On Monday, bullish activity dominated trading as the widespread uncertainty surrounding the International Monetary Fund (IMF) program and the US$3 billion funding from Saudi Arabia gradually disappeared and a clear picture emerged.
The movement of the benchmark KSE-100 index displayed a much stable upward march on the first day of the trading week, which reflected the confidence gained by investors after Adviser to Prime Minister on Finance and Revenue Shaukat Tarin visited the stock market last week.
However, the momentum was short-lived as the benchmark KSE-100 index closed the last trading day of November on a negative note on the back of Morgan Stanley Capital International’s (MSCI) rebalancing. Investor mood remained sombre ahead of MSCI’s reclassification on December 1.

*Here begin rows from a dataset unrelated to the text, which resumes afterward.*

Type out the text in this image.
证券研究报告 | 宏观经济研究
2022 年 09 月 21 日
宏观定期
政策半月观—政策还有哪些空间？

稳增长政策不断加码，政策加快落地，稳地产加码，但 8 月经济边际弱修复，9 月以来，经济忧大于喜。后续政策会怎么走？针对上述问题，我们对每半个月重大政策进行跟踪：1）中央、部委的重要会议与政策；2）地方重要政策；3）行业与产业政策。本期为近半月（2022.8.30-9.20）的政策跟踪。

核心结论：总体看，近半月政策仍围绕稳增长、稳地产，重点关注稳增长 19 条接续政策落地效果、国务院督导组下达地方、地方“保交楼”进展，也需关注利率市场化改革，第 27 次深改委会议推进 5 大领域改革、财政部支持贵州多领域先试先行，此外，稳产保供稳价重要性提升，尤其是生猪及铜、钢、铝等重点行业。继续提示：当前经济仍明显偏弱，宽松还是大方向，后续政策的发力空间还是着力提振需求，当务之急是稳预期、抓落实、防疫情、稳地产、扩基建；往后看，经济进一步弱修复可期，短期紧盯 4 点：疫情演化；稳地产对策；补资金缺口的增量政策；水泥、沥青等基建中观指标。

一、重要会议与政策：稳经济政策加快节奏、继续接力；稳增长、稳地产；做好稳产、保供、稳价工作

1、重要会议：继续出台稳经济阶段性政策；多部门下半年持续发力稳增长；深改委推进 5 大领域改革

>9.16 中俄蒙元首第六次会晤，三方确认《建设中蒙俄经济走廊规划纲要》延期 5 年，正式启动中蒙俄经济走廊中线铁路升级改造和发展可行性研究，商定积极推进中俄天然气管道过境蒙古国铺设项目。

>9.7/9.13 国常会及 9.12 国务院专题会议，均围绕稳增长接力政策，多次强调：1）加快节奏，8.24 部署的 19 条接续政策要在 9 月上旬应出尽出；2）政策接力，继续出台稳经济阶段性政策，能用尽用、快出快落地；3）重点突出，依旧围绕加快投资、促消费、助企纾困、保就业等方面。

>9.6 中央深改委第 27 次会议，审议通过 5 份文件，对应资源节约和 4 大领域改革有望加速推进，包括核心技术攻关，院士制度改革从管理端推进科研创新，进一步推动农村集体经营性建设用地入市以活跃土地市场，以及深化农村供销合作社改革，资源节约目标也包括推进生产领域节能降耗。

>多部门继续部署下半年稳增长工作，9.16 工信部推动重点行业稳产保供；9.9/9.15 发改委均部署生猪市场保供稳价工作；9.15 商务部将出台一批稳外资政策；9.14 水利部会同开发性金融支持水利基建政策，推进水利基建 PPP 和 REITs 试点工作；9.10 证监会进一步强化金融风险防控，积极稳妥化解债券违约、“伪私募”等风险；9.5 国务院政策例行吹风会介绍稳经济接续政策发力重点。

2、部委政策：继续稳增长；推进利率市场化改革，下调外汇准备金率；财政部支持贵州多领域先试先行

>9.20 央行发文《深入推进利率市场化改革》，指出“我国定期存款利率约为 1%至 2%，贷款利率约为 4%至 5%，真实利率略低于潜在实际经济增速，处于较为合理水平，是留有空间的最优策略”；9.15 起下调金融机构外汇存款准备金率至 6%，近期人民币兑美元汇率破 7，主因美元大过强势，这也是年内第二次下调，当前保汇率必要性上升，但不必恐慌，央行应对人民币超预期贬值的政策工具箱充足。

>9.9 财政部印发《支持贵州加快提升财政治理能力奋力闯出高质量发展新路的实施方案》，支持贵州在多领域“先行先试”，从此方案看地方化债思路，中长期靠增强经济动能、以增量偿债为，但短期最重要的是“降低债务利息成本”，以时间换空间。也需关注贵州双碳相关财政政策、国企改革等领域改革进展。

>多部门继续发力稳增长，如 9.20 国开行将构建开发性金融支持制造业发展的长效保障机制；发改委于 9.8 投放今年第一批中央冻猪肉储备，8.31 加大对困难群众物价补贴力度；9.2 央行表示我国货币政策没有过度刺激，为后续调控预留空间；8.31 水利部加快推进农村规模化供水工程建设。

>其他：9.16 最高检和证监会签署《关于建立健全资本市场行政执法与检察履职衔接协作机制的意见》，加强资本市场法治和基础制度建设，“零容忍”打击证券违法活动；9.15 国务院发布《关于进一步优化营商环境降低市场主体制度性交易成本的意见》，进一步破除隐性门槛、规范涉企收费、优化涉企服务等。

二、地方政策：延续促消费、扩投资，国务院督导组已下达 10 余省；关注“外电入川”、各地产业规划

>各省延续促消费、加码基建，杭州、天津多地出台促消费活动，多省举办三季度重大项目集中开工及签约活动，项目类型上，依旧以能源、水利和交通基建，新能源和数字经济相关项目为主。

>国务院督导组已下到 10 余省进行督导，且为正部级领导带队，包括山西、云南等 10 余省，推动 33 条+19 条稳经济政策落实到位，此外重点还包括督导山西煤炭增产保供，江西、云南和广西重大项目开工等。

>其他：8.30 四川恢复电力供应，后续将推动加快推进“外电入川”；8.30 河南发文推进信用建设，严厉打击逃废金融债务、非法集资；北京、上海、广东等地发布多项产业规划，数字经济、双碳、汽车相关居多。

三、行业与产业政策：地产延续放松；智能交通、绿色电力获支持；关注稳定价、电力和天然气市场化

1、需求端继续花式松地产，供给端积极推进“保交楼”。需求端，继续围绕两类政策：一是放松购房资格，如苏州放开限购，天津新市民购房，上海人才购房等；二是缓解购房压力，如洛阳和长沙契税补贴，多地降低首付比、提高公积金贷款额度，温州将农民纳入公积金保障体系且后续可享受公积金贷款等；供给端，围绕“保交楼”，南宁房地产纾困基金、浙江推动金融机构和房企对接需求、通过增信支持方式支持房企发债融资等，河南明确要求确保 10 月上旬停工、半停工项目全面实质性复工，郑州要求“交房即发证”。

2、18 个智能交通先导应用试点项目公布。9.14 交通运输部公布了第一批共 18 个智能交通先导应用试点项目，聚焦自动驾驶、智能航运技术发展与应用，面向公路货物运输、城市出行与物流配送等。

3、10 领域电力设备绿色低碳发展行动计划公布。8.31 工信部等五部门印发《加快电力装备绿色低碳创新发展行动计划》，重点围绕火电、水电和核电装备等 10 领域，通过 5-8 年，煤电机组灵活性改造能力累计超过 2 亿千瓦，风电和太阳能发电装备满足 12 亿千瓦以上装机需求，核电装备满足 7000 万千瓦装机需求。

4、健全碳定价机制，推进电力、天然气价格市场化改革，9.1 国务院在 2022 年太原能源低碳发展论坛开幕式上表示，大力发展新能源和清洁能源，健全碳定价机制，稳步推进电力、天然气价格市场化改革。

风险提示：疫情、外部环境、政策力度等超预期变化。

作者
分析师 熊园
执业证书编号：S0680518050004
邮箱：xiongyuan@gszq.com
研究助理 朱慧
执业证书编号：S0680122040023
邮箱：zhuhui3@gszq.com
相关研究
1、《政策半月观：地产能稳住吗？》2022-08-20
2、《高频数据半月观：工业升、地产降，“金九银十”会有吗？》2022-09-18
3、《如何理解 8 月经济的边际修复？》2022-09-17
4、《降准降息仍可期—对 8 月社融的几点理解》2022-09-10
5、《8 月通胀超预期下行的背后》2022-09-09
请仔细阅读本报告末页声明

The investors’ sentiment at the bourse remained mixed on Wednesday — the first day of the reclassification of the stock market from the MSCI Emerging Market Index to the MSCI Frontier Market index — due to MSCI related trade and record-high inflation.
Unfortunately, the next trading day was marked as “Black Thursday”. Prior to this, there was a massive sell-off in PSX, and the benchmark KSE-100 index fell by more than 2,100 points.
The sell-off on Thursday marked the biggest one-day drop in trading volume for PSX in the 2021 calendar year and the third largest drop in history.
The market closed the week on a flat note with a loss of one point as expectation of another massive hike in the benchmark policy rate by the State Bank of Pakistan (SBP), in its meeting scheduled on December 14, forced investors to trade cautiously.
Other major developments during the week were: forex reserves down $275 million, cut-off yields on T-bills increased by up to 229 basis points, circular debt rose by Rs35 billion per month, Economic Coordination Committee (ECC) grants increases in oil marketing companies, petrol dealers’ margin and oil sales jump 17.6% in July-November.
Foreign selling continued this week, clocking in at $62.8 million against a net sell of $25 million recorded last week. Selling was witnessed in commercial banks ($27.2 million) and cement ($14.8 million).
On the domestic front, major buying was reported by companies ($25.7 million) and individuals ($16 million).
During the week under review, average volumes clocked in at 319 million shares (up by 21% week-on-week), while average value traded settled at $90 million (up by 51% week-on-week).